01 Febbraio 2015

Carissimi Parrocchiani,

abbiamo lasciato Mosè che trova rifugio nella terra di Madian, viene accolto in casa dal pastore Ietro, sposa la figlia Sipporà dalla quale ha un figlio, Ghersom. Il futuro della sua vita sembra ormai deciso. Ma proprio in questa situazione, viene a collocarsi la chiamata di Dio, la sua ‘vocazione’. Tutto avviene sul “monte di Dio” che noi conosciamo come Sinai o anche Oreb. Questo monte si trova nella zona meridionale della penisola del Sinai, una zona montuosa che, probabilmente, aveva un valore di sacralità presso le popolazioni madianite che la abitavano.

Gli esegeti fanno notare che questo testo è nato dall’intreccio di diverse tradizioni bibliche: se da una parte, stenta a raggiungere una piena unificazione; dall’altra, rivela la preoccupazione di non voler perdere nulla del patrimonio tradizionale. In ogni caso risulta chiaro qual è il cuore del racconto che vuole trasmettere: nella vita di Mosè, un giorno, è accaduto qualcosa di importante che ha segnato uno stacco tra il prima e il dopo. Questo qualcosa ha orientato nuovamente Mosè verso il servizio al suo popolo e alla missione. Seguiamo, allora, i passi progressivi del racconto.

Dopo molto tempo il re d’Egitto morì. Gli Israeliti gemettero per la loro schiavitù, alzarono grida di lamento e il loro grido dalla schiavitù salì a Dio (Es 2,23). La sorte degli ebrei in Egitto rimane alquanto drammatica e neanche la morte del faraone che li ha duramente sottoposti ai lavori forzati non apporta alcun sollievo. In questa situazione innalzano il loro grido a Dio. Gemettero, dice il testo. Il gemito è l’espressione di una sofferenza indicibile, resa insopportabile dal fatto di non lasciar vedere alcuna via d’uscita.

Il lamento che innalzano non si accompagna ad una richiesta esplicita di liberazione. Sembra di capire che gli israeliti non sono ancora pronti per un passo del genere. Forse appare loro un traguardo troppo alto: abituati come sono a vivere in schiavitù non sono più capaci di pensare ad una vita diversa. La loro speranza è timida e incerta, forse anche per una certa paura che incute la libertà. L’Egitto per loro significa servitù, ma anche sopravvivenza assicurata. Basterebbe un servizio più leggero per rendere la loro permanenza accettabile; l’uscita dall’Egitto significa invece intraprendere il cammino verso la libertà che, se è affascinante, è anche pericoloso. C’è il deserto da attraversare e non è scontato l’avere sempre il necessario per sopravvivere. Dunque, il cammino della libertà costa e fa paura.

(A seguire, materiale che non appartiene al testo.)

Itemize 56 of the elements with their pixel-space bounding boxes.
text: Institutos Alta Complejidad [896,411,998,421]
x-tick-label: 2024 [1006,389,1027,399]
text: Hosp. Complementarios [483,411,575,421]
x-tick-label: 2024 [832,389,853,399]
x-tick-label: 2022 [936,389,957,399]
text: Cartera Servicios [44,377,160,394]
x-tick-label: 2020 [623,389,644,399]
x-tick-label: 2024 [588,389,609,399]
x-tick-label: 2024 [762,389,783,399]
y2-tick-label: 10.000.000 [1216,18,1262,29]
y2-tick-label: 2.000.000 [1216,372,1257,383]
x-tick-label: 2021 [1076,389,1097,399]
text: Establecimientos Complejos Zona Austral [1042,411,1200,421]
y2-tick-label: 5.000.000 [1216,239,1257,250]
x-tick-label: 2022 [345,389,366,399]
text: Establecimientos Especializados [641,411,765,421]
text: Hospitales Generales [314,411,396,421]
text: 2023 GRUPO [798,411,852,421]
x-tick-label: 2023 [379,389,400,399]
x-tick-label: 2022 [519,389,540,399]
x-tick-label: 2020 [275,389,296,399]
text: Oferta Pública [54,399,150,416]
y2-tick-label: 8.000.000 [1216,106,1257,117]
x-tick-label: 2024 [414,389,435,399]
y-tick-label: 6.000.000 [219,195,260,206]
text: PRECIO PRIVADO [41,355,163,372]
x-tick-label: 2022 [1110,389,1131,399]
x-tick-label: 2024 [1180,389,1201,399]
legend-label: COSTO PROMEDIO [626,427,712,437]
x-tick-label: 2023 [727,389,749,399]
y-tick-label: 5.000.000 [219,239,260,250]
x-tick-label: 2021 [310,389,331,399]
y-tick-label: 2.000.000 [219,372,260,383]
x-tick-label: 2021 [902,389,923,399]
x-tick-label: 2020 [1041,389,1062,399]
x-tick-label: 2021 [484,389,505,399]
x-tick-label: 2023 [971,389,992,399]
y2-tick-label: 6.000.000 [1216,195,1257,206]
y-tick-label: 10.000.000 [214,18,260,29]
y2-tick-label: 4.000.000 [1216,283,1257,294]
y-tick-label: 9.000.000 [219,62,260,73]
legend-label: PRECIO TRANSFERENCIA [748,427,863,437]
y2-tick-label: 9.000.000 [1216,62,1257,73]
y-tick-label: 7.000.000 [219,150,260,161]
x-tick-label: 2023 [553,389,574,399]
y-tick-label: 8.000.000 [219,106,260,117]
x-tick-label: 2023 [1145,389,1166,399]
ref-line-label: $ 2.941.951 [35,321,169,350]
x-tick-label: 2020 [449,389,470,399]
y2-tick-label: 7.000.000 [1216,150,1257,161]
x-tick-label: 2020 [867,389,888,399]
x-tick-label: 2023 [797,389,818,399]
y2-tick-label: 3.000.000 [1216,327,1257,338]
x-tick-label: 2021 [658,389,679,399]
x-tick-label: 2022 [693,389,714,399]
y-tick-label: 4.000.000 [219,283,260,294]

C’è da notare che il testo non dice che gli israeliti innalzarono a Dio grida di preghiera, ma grida di lamento che tuttavia raggiungono il cuore di Dio: Dio ascoltò il loro lamento, Dio si ricordò della sua alleanza con Abramo, Isacco e Giacobbe. Dio guardò la condizione degli Israeliti, Dio se ne diede pensiero (Es 2,24-25). Questo “se ne prese pensiero” rivela il movente di tutta la vicenda dell’Esodo. All’inizio c’è questo darsi pensiero da parte di Dio.

Così, prende avvio una nuova storia: non più la storia di uomini singoli, come Abramo, Isacco, Giacobbe, ma la storia di un popolo, di una umanità redenta.

Ci prepariamo, in compagnia di Mosè, a seguire i primi passi di questa nuova storia.